To solve the problem of how much work the pump needs to perform, we begin by understanding the concept of volume calculation. Imagine the swimming pool as a giant rectangular box. The base of the pool measures 16 feet by 30 feet. To calculate the volume of water, think about filling this box up to a specific height. In this case, the height is 8 feet, as the pool is not entirely filled.
It’s helpful to break down the volume formula:

• Base area = Length × Width = 16 ft × 30 ft
• Volume = Base area × Height of water = 16 ft × 30 ft × 8 ft

This calculation tells us how much space the water takes up in the pool.

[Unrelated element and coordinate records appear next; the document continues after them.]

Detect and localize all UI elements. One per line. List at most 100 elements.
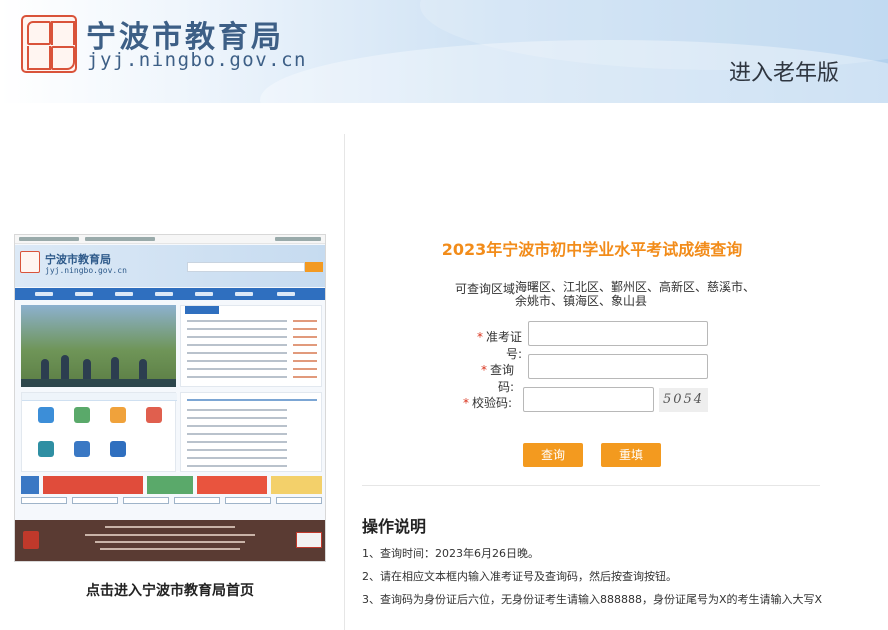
thumbnail-notice-list bbox=[180, 392, 322, 472]
thumbnail-photo-figure bbox=[139, 359, 147, 379]
thumbnail-footer-line bbox=[95, 541, 245, 543]
thumbnail-topbar-links bbox=[85, 237, 155, 241]
homepage-thumbnail[interactable]: 宁波市教育局 jyj.ningbo.gov.cn bbox=[14, 234, 326, 562]
thumbnail-photo-figure bbox=[61, 355, 69, 379]
thumbnail-news-line bbox=[187, 352, 287, 354]
thumbnail-site-title: 宁波市教育局 bbox=[45, 253, 111, 266]
thumbnail-ad-banner bbox=[43, 476, 143, 494]
thumbnail-news-line bbox=[187, 328, 287, 330]
thumbnail-seal-logo bbox=[20, 251, 40, 273]
thumbnail-ad-banner bbox=[197, 476, 267, 494]
seal-glyph bbox=[27, 46, 51, 70]
thumbnail-nav-item bbox=[277, 292, 295, 296]
thumbnail-footer-line bbox=[100, 548, 240, 550]
instructions-title: 操作说明 bbox=[362, 517, 427, 536]
instruction-item: 2、请在相应文本框内输入准考证号及查询码，然后按查询按钮。 bbox=[362, 570, 677, 583]
instruction-item: 3、查询码为身份证后六位，无身份证考生请输入888888，身份证尾号为X的考生请… bbox=[362, 593, 823, 606]
thumbnail-link-select bbox=[72, 497, 118, 504]
seal-glyph bbox=[51, 21, 75, 45]
thumbnail-notice-line bbox=[187, 457, 287, 459]
region-label: 可查询区域: bbox=[455, 282, 520, 296]
thumbnail-notice-line bbox=[187, 449, 287, 451]
vertical-divider bbox=[344, 134, 345, 630]
thumbnail-nav-bar bbox=[15, 288, 325, 300]
captcha-image[interactable]: 5054 bbox=[659, 388, 708, 412]
thumbnail-news-line bbox=[187, 344, 287, 346]
thumbnail-search-box bbox=[187, 262, 305, 272]
exam-number-label: * 准考证号: bbox=[466, 328, 522, 362]
thumbnail-notice-line bbox=[187, 433, 287, 435]
seal-glyph bbox=[27, 21, 51, 45]
query-code-input[interactable] bbox=[528, 354, 708, 379]
site-url: jyj.ningbo.gov.cn bbox=[87, 49, 307, 71]
query-code-label-text: 查询码: bbox=[489, 363, 514, 394]
required-mark: * bbox=[476, 330, 483, 344]
thumbnail-nav-item bbox=[155, 292, 173, 296]
thumbnail-notice-line bbox=[187, 417, 287, 419]
verify-code-label: * 校验码: bbox=[460, 394, 512, 411]
bureau-seal-logo bbox=[21, 15, 77, 73]
thumbnail-nav-item bbox=[35, 292, 53, 296]
thumbnail-notice-line bbox=[187, 465, 287, 467]
thumbnail-ad-banner bbox=[21, 476, 39, 494]
thumbnail-notice-tabs bbox=[187, 399, 317, 401]
thumbnail-footer-line bbox=[105, 526, 235, 528]
thumbnail-service-icon bbox=[38, 441, 54, 457]
query-button[interactable]: 查询 bbox=[523, 443, 583, 467]
thumbnail-services-grid bbox=[21, 392, 177, 472]
verify-code-input[interactable] bbox=[523, 387, 654, 412]
thumbnail-news-date bbox=[293, 352, 317, 354]
home-link-caption[interactable]: 点击进入宁波市教育局首页 bbox=[0, 580, 340, 600]
thumbnail-news-date bbox=[293, 320, 317, 322]
thumbnail-photo-caption bbox=[21, 379, 176, 387]
thumbnail-ad-banner bbox=[271, 476, 322, 494]
thumbnail-news-date bbox=[293, 336, 317, 338]
thumbnail-search-button bbox=[305, 262, 323, 272]
thumbnail-nav-item bbox=[75, 292, 93, 296]
thumbnail-news-line bbox=[187, 368, 287, 370]
thumbnail-nav-item bbox=[115, 292, 133, 296]
thumbnail-topbar bbox=[15, 235, 325, 244]
thumbnail-news-line bbox=[187, 360, 287, 362]
elder-mode-link[interactable]: 进入老年版 bbox=[729, 55, 839, 87]
reset-button[interactable]: 重填 bbox=[601, 443, 661, 467]
thumbnail-ad-banners bbox=[21, 476, 322, 494]
required-mark: * bbox=[462, 396, 469, 410]
thumbnail-link-selects bbox=[21, 497, 322, 504]
exam-number-input[interactable] bbox=[528, 321, 708, 346]
thumbnail-site-url: jyj.ningbo.gov.cn bbox=[45, 266, 127, 275]
query-form-title: 2023年宁波市初中学业水平考试成绩查询 bbox=[441, 240, 743, 259]
thumbnail-topbar-links bbox=[19, 237, 79, 241]
thumbnail-news-date bbox=[293, 376, 317, 378]
exam-number-label-text: 准考证号: bbox=[485, 330, 522, 361]
thumbnail-emblem-icon bbox=[23, 531, 39, 549]
section-divider bbox=[362, 485, 820, 486]
thumbnail-notice-line bbox=[187, 425, 287, 427]
thumbnail-ad-banner bbox=[147, 476, 193, 494]
thumbnail-notice-line bbox=[187, 441, 287, 443]
homepage-preview-panel: 宁波市教育局 jyj.ningbo.gov.cn 点击进入宁波市教育局首页 bbox=[0, 134, 344, 630]
thumbnail-link-select bbox=[276, 497, 322, 504]
thumbnail-photo-figure bbox=[111, 357, 119, 379]
thumbnail-photo-figure bbox=[41, 359, 49, 379]
thumbnail-service-icon bbox=[110, 441, 126, 457]
thumbnail-link-select bbox=[225, 497, 271, 504]
thumbnail-nav-item bbox=[235, 292, 253, 296]
thumbnail-footer bbox=[15, 520, 325, 561]
thumbnail-news-date bbox=[293, 360, 317, 362]
thumbnail-news-tab bbox=[185, 306, 219, 314]
thumbnail-news-line bbox=[187, 336, 287, 338]
thumbnail-topbar-links bbox=[275, 237, 321, 241]
site-header: 宁波市教育局 jyj.ningbo.gov.cn 进入老年版 bbox=[0, 0, 888, 103]
thumbnail-link-select bbox=[21, 497, 67, 504]
instruction-item: 1、查询时间：2023年6月26日晚。 bbox=[362, 547, 539, 560]
thumbnail-news-photo bbox=[21, 305, 176, 387]
thumbnail-service-icon bbox=[110, 407, 126, 423]
thumbnail-service-icon bbox=[74, 441, 90, 457]
query-code-label: * 查询码: bbox=[466, 361, 514, 395]
thumbnail-news-date bbox=[293, 328, 317, 330]
thumbnail-service-icon bbox=[74, 407, 90, 423]
thumbnail-services-tabs bbox=[22, 393, 177, 401]
thumbnail-news-line bbox=[187, 320, 287, 322]
thumbnail-footer-line bbox=[85, 534, 255, 536]
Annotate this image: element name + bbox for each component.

When dealing with physics problems involving lifting or moving substances, integration becomes a crucial concept. In this exercise, integration helps calculate the total work the pump does by adding up tiny amounts of work needed to lift each slice of water.
The height from which each slice of water is lifted varies, requiring an integral. To realize the task:

• Consider the infinitesimal slices of water at different heights in the pool's depth range of 8 feet to 10 feet.
• Integrate over this range: \[ \text{Work} = \int_{8}^{10} (62.4 \cdot 16 \cdot 30) (10-y) \, dy \]

This integral sums up work done by lifting all the water from the bottom to the top of the pool.

Weight density is a key term when working with substances like water where we need to relate volume to weight. In this case, it is the weight of a unit volume of water, expressed in pounds per cubic foot.
Water weight density is typically about 62.4 pounds per cubic foot. This means, for every cubic foot of water, it weighs 62.4 pounds.

• To find the total weight of water, multiply its volume by the weight density: \[ W = V \times 62.4 \]

Understanding weight density helps us move from just knowing the volume of water to knowing how heavy it is, crucial for calculating work.

To calculate the work involved in lifting the water, evaluating the antiderivative of the integral expression is necessary. This step essentially involves finding a function whose derivative gives us the integrand.

• Start with the integral expression: \[ \int_{8}^{10} (62.4 \cdot 480) (10-y) \, dy \]Breaking it down, the antiderivative for \((10-y)\) is \(-\frac{y^2}{2} + 10y\).
• Upon substituting the limits of integration (8 to 10), calculate:\[ W = 62.4 \times 480 \times \left[ -\frac{y^2}{2} + 10y \right]_{8}^{10} \]

Through this evaluation, we gather the total amount of work required for the water to move upwards, arriving at the final numerical solution through further calculations.